Anne’s hands closed over his upper arms as if to push him away. But her hands were no more cooperative than her feet had been. All they would do was cling to him. “I didn’t shove Lord Drysdale. He tumbled out quite of his own accord.”
Dravenwood nuzzled her temple with his nose, breathing deeply of her scent as if she didn’t smell of ash, but of some potent aphrodisiac he’d been seeking all his life. “I’m afraid I haven’t the strength left to tumble
out of my own accord. You’ll have to do it for me.”
Anne was tired of being the strong one. In that moment all she wanted to do was surrender to a strength and a will greater than her own. She wanted to be weak and wanton and foolish enough to make deplorable mistakes that would haunt her for the rest of her life.
And she wanted to do all of those things in this man’s arms.
“I forgot to open the window, my lord.”
“Max,” he breathed into her mouth in the heartbeat before he touched his lips to hers.
That gentle, grazing caress was nearly her undoing. If she hadn’t been able to dig her fingertips into the bunched muscles of his upper arms, she might have slid to her knees at his feet. Sipping softly at her lips only seemed to whet his thirst. He deftly deepened his kiss, coaxing the pliant petals of her lips apart with a tender, insistent mastery. She gasped as the warm, sleek velvet of his tongue swept through her mouth, claiming the nectar he found there for his own.
Without warning, the study door came crashing open. The two of them sprang apart. Anne could only pray she didn’t look as flushed and guilty as she felt.
Pippa stood in the doorway, her agitation so great she probably wouldn’t have noticed if Anne and the earl had been rolling about naked on the desk.
“What is it?” Anne demanded, her chagrin replaced by alarm.
Pippa’s entire body was trembling and her dark eyes were brimming with tears. “It’s Hodges. He’s gone.”
Chapter Twenty-seven
DRAVENWOOD SWORE.
“Gone?” Anne echoed frantically. “What do you mean he’s gone?
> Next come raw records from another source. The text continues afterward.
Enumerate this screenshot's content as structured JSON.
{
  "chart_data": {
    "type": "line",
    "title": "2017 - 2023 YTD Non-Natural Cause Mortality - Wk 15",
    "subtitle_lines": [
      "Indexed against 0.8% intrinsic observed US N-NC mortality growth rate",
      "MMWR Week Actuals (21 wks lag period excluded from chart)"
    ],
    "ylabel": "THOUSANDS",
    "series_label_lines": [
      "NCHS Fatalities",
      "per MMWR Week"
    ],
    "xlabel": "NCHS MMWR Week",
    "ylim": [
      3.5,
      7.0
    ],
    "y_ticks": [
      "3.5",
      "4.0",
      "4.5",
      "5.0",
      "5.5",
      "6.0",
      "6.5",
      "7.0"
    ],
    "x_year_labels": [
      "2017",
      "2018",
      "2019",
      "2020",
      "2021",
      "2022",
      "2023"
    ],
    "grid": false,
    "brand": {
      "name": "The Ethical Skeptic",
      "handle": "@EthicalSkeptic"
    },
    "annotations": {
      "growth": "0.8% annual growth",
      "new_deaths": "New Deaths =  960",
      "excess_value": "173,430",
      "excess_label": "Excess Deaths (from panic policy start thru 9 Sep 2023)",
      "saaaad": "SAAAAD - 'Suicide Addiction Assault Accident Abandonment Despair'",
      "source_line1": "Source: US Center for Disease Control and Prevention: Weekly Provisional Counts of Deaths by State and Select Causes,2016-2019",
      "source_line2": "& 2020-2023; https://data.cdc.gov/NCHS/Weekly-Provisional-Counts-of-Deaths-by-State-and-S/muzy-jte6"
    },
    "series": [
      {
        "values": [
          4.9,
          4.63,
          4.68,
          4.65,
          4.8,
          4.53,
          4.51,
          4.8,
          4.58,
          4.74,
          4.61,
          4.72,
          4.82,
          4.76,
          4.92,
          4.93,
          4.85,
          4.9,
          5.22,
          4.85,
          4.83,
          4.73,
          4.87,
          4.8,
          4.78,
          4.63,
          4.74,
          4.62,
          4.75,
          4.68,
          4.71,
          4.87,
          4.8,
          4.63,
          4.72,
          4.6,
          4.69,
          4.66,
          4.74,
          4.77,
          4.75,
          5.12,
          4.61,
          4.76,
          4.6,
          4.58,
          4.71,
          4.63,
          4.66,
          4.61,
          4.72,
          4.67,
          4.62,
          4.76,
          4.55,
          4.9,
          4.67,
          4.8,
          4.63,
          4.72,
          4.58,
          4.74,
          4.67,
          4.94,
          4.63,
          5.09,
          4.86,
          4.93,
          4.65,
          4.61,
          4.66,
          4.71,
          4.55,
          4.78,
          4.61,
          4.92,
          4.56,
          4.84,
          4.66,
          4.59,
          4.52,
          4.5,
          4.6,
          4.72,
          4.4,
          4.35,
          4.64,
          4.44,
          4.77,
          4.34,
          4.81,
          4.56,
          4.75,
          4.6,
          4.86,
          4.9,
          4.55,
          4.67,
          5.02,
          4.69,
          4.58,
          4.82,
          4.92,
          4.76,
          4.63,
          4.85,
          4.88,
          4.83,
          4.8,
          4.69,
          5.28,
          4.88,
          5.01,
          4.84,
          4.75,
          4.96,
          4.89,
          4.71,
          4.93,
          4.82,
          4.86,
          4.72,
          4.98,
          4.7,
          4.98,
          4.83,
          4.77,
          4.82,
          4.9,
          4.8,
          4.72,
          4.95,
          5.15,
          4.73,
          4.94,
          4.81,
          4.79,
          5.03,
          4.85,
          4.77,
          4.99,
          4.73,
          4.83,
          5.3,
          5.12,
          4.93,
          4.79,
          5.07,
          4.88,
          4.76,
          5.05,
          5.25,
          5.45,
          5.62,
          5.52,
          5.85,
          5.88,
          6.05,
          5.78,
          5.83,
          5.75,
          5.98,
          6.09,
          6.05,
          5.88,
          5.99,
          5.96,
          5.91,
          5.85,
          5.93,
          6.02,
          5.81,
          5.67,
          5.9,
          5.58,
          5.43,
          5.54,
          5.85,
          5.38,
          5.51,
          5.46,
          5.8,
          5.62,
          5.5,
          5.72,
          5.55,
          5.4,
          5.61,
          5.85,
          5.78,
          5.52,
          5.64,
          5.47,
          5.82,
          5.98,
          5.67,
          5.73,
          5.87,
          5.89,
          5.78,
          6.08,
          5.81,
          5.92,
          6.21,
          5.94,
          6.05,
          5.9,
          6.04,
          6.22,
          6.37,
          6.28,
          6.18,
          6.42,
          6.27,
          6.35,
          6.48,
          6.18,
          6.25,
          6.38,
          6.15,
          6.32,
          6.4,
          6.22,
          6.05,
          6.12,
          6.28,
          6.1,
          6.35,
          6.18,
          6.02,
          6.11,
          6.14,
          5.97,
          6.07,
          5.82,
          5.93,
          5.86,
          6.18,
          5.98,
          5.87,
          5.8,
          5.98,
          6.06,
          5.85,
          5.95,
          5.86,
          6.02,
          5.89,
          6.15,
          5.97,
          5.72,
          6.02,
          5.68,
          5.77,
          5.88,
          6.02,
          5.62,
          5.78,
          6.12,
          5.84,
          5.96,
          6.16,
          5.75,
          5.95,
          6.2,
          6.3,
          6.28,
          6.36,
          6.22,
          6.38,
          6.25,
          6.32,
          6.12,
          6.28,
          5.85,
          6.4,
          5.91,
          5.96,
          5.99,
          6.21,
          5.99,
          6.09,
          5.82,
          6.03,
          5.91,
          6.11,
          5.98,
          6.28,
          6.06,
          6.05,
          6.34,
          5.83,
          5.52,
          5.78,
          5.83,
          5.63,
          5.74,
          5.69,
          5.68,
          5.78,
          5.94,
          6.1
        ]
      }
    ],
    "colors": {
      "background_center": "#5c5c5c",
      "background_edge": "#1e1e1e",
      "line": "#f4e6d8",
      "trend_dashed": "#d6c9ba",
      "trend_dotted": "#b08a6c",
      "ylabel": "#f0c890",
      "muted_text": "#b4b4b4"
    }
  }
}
I told you to look after him.”
Pippa drew in a shuddering breath. “He slipped away while I was helping Betsy roll up the drawing-room carpet. I only took my eyes off him for a moment. I swear it! I had no idea he would bolt the second I turned my back.”
Anne struggled to digest the information, her mind racing. “How do you know he’s not hiding somewhere in the house? Have you checked the dining-room cupboard?”